Egypt’s foreign reserves have fallen to a startlingly low US$13.6 billion — the lowest level for reserves since 1997, and less than the sum necessary to finance the country’s imports for three months.

The black market rate of exchange for the pound is nearing LE7 to the US dollar. The official inflation rate in the cost of food stands at 8.2 percent per annum. Fuel shortages have become a fact of life in Egypt, with lengthy lines for diesel practically routine. Meanwhile, the supply minister is beginning to discuss the idea of bread rationing, proposing a limit of three loaves a day per person.

Amid these indications of social and economic crisis on a virtually unparalleled scale in the country’s modern history, Egypt’s formal political scene is being afflicted by an equally unparalleled paralysis. Since President Mohamed Morsy issued his 22 November constitutional declaration, two factions emerged in the formal political realm that are, for all intents and purposes, unwilling to negotiate. As if the divisions were not already clear enough, each faction is now represented by a “front” — the opposition’s National Salvation Front and presidential allies the National Conscience Front.

Making a mockery of the formal political realm’s paralysis is the intense activity of the informal political realm — the politics of the street. Indeed, ever since the president’s November declaration, not only has the pace of the marches and protests become unyielding, not only has the flashpoint of resistance shifted from Tahrir Square to the Ettehadiya and Qobba Presidential Palaces, and not only have previously unseen bands of protesters like the Black Bloc emerged, but the tally of injured, tortured, humiliated and killed has grown from Friday to Friday.

And yet again, much like the desperate economic situation, the country’s desperate streets appear to have no power to compel the formal political class to act. That class’ paralysis has remained largely unaffected by the starkly contrasting movement on the streets. There is a peculiar absurdity about a government that is reduced to berating rural mothers for their purportedly poor hygiene.

One could attribute such paralysis — and the absurd admonitions that seek to fill the void — to incompetence, inexperience or both. And without doubt, these factors are important to consider. Egypt is in entirely uncharted political territory, after all.

But the degree of paralysis — the refusal to act in the face of such monumental challenges — suggests a greater root than simply incompetence or inexperience. In this context, I cannot help but recall the ideas regarding “disaster capitalism” recently set forth by Naomi Klein, most notably in her book “The Shock Doctrine.”
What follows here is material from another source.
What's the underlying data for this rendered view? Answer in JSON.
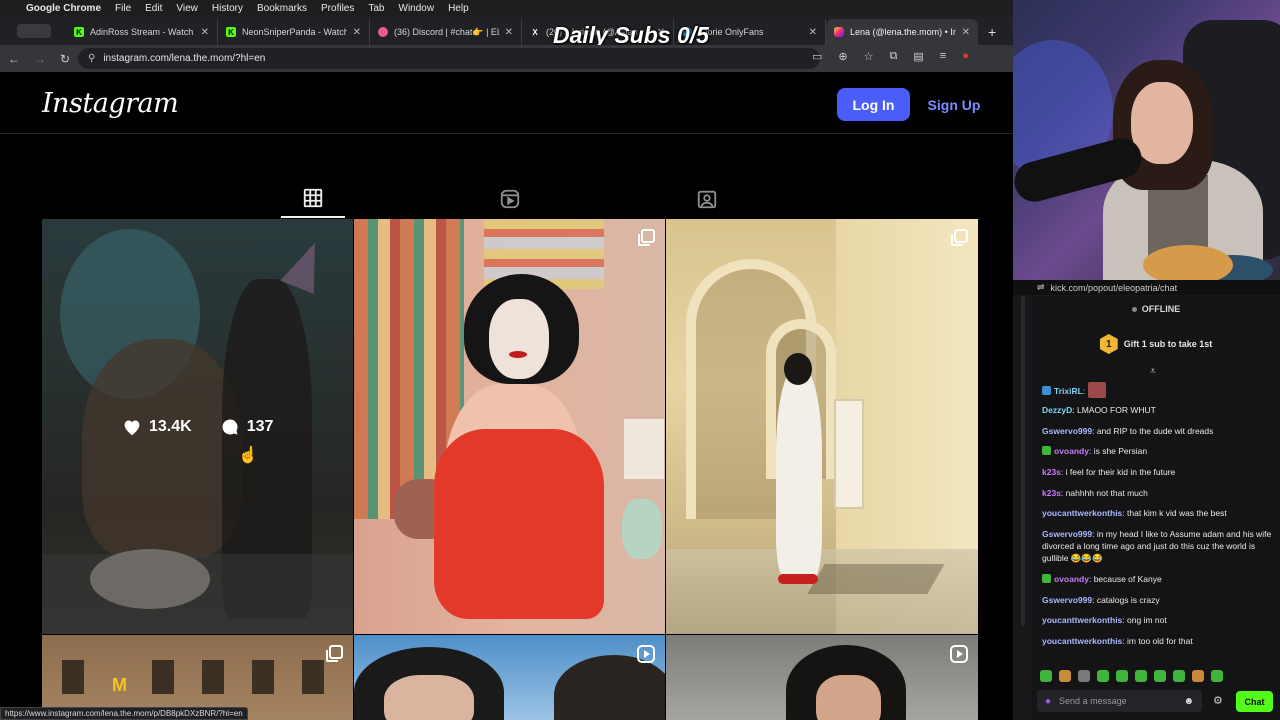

According to Klein, in roughly the last 50 years, societies suffering from various forms of political, social and indeed environmental turmoil have become vulnerable, depending on political circumstances, to economic reengineering in a neo-liberal mold. Ideologues following in the footsteps of American economist Milton Friedman have taken advantage of disasters, ranging from Hurricane Katrina in New Orleans to the invasion and occupation of Iraq, to introduce stark departures in social and economic policy. These departures have promoted deregulation and privatization as difficult but necessary “shocks” to the system, which would purportedly lead the given society away from crisis and back to prosperity.

Given the statistics listed above, there is little doubt that Egypt is well on the way to a “disaster” situation, if it is not actually in one already. The inaction of the president and the government suggests, to my mind, not merely negligence, but a strategy to seize upon “disaster” as an opportunity — in political terms, to ensure the dominance of Islamists and particularly the Brotherhood for years to come, and in economic terms, to rid Egypt of the last vestiges of statism and redefine Egyptian neo-liberalism to the Brotherhood’s benefit.

Of course, none of this is to suggest that there is a blueprint to this effect in the Brotherhood supreme guide’s office. What I would insist upon, however, is that the failure of the president and his allies to take the smallest steps to avert disaster amounts to a state of siege upon all Egyptians.

While the president may bargain that the National Conscience Front will balance and hold off the National Salvation Front until parliamentary elections are held, one wonders whether he has bargained for the power of the street. After all, he and his Brothers were absent on 25 January 2011. Where will they find themselves as the next revolution begins?

Paul Sedra is an associate professor of history at Simon Fraser University in British Columbia, Canada.